Take a Peek Inside Drew Barrymore’s Art Collection

We spotted her at the Armory Show this weekend and got curious.

Will Kopelman and Drew Barrymore. Photo: Clint Spaulding/Patrick McMullan.

We know, we know: we said there’d be no more celebrities to spot after the Armory Show VIP previews ended, but it turns out, we were wrong. Over the weekend, actress Drew Barrymore, filmmaker George Lucas, and actor Dustin Hoffman showed up at the fair. We hear Barrymore even made a purchase of a small needlepoint work around 5 pm on Sunday at the booth shared by London gallery Bruce Haines and Vienna-based Galerie Andreas Huber.

This got us to wondering, what’s in her collection? It turns out, her collection has everything from California pop art to a massive reproduction of John Singer Sargent’s El Jaleo.

Barrymore and her husband, fellow actor and art adviser Will Kopelman, have been avid collectors for a while, though in a 2014 interview with New York magazine’s art blog Seen, Barrymore concedes that “he has the art collection.” Give yourself more credit, Drew!

Raymond Pettibon, Untitled (How Comes it so Great a Silence...), from Plots on Loan I (2000). Photo: Leslie Sacks Gallery/artnet. (Not in Barrymore's collection.)

Raymond Pettibon, Untitled (How Comes it so Great a Silence…), from Plots on Loan I (2000).
Photo: Leslie Sacks Gallery/artnet.
(Not in Barrymore’s collection.)

However, in the same interview, she also shows off her contemporary art prowess, dropping names like John Baldessari and Paymond Pettibon.

“I just pulled out his John Baldessari and I was like, “Can we put this next to the Raymond Pettibon, next to [an] old, vintage Karl Lagerfeld photograph?” And I was like, “I’m guessing my three-dollar, piece-of-shit, vintagelike canvas that I bought in Paris that I thought was so chic and so important because it meant so much to me and it looks like junk next to his work and it’s in my closet now,” she said.
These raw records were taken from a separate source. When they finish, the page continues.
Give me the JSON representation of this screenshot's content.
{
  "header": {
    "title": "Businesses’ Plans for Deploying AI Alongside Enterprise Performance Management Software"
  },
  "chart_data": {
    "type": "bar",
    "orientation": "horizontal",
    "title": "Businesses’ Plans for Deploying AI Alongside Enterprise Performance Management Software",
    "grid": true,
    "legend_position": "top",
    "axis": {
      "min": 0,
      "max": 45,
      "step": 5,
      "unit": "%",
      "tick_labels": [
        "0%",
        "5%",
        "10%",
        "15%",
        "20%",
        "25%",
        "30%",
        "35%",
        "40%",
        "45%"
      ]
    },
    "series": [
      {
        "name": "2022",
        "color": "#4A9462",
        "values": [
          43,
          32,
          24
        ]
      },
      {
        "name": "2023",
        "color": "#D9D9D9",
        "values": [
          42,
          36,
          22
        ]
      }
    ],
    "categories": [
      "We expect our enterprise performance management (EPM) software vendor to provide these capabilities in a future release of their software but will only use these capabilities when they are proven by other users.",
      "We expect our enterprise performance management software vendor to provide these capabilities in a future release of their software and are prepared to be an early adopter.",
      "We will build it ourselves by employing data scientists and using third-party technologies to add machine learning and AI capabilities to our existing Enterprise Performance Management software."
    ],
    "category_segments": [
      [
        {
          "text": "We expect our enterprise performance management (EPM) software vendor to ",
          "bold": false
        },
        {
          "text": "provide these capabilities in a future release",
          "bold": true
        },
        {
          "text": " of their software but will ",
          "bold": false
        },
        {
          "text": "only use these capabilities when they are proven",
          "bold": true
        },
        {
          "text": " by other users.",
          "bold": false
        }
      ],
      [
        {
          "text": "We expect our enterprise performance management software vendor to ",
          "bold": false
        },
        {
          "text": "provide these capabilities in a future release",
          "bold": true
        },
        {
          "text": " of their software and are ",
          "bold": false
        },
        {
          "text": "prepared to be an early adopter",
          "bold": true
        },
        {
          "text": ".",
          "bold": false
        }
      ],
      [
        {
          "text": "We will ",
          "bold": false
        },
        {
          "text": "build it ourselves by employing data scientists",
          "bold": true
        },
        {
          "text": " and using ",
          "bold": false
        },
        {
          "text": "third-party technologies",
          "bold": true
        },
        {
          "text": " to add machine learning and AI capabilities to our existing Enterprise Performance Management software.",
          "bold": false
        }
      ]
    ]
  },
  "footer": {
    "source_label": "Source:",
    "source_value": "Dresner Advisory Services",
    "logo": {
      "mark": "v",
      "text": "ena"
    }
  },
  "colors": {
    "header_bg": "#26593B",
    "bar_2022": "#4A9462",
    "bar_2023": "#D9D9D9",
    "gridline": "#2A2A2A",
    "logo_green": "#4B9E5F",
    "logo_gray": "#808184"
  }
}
Andy Warhol soup cans. Photo: PETER PARKS/AFP/Getty Images) (Not in Barrymore's collection.)

Andy Warhol soup cans.
Photo: PETER PARKS/AFP/Getty Images)
(Not in Barrymore’s collection.)

According to Architectural Digest, the pair also own an Ed Ruscha work bearing the words “Killer Instinct.” The artist himself explained the suitability of the work for the couple. “Will thinks and acts like a true gentleman,” said Ruscha, “but, as his wife says, he has a killer instinct.”
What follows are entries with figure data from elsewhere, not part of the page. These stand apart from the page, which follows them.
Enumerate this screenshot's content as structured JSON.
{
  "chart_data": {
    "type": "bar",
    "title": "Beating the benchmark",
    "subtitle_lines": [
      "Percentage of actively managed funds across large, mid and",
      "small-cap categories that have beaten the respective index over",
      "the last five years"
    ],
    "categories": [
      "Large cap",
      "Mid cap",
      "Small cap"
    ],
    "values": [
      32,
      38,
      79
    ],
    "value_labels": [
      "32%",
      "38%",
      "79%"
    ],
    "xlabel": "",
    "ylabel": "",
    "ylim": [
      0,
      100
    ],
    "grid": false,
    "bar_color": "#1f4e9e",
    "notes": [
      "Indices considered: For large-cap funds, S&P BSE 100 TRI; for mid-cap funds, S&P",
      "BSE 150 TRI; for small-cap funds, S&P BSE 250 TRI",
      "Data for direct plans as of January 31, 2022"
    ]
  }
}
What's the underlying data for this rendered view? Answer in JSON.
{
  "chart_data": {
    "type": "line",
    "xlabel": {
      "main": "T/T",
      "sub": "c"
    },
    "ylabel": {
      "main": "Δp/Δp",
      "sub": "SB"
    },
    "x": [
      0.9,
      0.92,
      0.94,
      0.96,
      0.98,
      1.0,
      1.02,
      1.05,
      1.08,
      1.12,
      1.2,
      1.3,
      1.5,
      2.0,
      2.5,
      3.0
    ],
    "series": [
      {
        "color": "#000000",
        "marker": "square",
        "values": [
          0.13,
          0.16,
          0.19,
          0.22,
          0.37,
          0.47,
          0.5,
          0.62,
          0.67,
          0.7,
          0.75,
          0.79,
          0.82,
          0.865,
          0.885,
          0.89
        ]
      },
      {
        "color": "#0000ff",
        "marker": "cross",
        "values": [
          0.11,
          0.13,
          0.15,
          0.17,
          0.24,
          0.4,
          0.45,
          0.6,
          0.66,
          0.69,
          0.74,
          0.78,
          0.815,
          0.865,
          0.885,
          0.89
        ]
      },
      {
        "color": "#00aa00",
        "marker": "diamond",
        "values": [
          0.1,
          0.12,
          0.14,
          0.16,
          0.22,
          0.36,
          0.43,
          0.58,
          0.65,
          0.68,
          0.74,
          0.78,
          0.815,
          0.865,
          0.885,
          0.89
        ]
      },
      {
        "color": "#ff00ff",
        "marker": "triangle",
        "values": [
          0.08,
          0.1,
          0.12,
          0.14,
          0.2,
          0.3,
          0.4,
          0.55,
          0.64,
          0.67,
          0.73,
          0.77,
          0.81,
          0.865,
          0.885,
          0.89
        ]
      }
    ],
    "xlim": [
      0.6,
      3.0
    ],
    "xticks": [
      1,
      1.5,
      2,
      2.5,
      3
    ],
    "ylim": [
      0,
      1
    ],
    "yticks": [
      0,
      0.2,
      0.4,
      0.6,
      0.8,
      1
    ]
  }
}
The magazine also notes that the pair own an Andy Warhol soup can.

Jenny Holzer, Protect Me From What I Want (video still). Photo: Youtube. (Not in Barrymore's collection.)
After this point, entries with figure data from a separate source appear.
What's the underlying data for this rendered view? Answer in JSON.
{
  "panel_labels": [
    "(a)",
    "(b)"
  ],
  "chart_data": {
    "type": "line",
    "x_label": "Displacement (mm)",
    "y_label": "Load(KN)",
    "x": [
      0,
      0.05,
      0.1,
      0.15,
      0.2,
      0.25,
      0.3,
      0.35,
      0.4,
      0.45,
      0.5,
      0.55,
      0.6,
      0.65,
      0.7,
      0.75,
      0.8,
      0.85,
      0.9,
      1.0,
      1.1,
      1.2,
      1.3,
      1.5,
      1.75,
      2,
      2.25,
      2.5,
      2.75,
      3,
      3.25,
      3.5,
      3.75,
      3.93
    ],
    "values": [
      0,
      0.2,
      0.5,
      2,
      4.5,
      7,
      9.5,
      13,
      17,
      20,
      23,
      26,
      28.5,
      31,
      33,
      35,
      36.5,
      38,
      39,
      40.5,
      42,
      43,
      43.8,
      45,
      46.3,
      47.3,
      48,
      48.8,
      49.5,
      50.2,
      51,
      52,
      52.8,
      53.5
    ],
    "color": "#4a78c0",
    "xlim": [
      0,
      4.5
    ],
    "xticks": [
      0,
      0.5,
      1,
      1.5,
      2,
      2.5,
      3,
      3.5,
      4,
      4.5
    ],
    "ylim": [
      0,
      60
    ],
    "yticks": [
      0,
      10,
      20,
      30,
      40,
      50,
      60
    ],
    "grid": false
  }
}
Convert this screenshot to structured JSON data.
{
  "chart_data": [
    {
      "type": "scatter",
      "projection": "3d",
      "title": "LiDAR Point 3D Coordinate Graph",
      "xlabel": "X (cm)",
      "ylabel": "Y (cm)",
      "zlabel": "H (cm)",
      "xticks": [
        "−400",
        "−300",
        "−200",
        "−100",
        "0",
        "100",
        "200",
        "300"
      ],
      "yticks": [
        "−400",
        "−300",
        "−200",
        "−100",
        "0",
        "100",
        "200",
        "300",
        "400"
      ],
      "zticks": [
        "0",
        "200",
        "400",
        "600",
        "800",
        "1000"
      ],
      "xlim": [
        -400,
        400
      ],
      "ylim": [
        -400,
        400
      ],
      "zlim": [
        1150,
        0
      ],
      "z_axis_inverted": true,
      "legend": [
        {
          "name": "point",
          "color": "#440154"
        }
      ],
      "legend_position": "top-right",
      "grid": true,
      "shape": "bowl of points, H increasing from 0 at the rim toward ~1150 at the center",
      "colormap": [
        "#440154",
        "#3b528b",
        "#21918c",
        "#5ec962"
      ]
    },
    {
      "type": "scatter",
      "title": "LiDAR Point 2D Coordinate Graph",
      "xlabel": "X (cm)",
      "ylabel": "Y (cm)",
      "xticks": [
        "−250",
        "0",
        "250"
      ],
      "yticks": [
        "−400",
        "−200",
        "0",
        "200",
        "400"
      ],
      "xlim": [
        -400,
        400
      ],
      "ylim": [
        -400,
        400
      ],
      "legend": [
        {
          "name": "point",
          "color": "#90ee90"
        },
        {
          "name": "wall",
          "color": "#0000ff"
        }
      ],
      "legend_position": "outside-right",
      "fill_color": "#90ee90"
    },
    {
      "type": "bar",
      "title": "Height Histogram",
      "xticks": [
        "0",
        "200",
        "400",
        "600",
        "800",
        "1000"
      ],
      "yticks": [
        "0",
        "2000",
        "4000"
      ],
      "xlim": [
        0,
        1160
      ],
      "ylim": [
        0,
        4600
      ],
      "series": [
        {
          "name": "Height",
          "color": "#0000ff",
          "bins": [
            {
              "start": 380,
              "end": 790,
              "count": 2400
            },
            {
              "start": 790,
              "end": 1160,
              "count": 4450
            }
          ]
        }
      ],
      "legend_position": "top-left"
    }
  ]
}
Jenny Holzer, Protect Me From What I Want (video still).
Photo: Youtube.
(Not in Barrymore’s collection.)

Kopelman seems to have an affinity for word art: a 2012 New York Post write-up about him states that he kept a Jenny Holzer painting that read “Protect me from what I want” above his bed in his Los Angeles bachelor pad. The slogan has been used by Holzer on a variety of artworks and projects, including on a massive electronic billboard hung above Times Square.

No word on where the painting lives now that he’s married to Barrymore.

Brigitte Waldach, Deutscher Herbst II (diptych). Photo: Brigitte Waldach. (Not in Barrymore's collection.)

Brigitte Waldach, Deutscher Herbst II (diptych).
Photo: Brigitte Waldach.
(Not in Barrymore’s collection.)

Barrymore also confesses in the New York interview to spending a pretty penny on a red-and-white piece by German artist Brigitte Waldach.

John SInger Sargent, El Jaleo

John Singer Sargent, El Jaleo (1882). Photo: Wikimedia Commons.

In an interview with My Domaine, Barrymore’s husband reveals that the couple own a full-scale reproduction of John Singer Sargent’s 1882 masterpiece El Jaleo. An unusual pick to be sure, especially considering their custom-made version also doubles as a magnetic bulletin board.

It’s worth noting that her Armory Show outing isn’t Barrymore’s first. She’s been spotted amidst art worlders at Gagosian openings, the annual LACMA Art + Film gala, and even the storied Jeff Koons for Project Perpetual Birkin bag auction, for which the artist “transformed” several celebrity-owned handbags into readymades.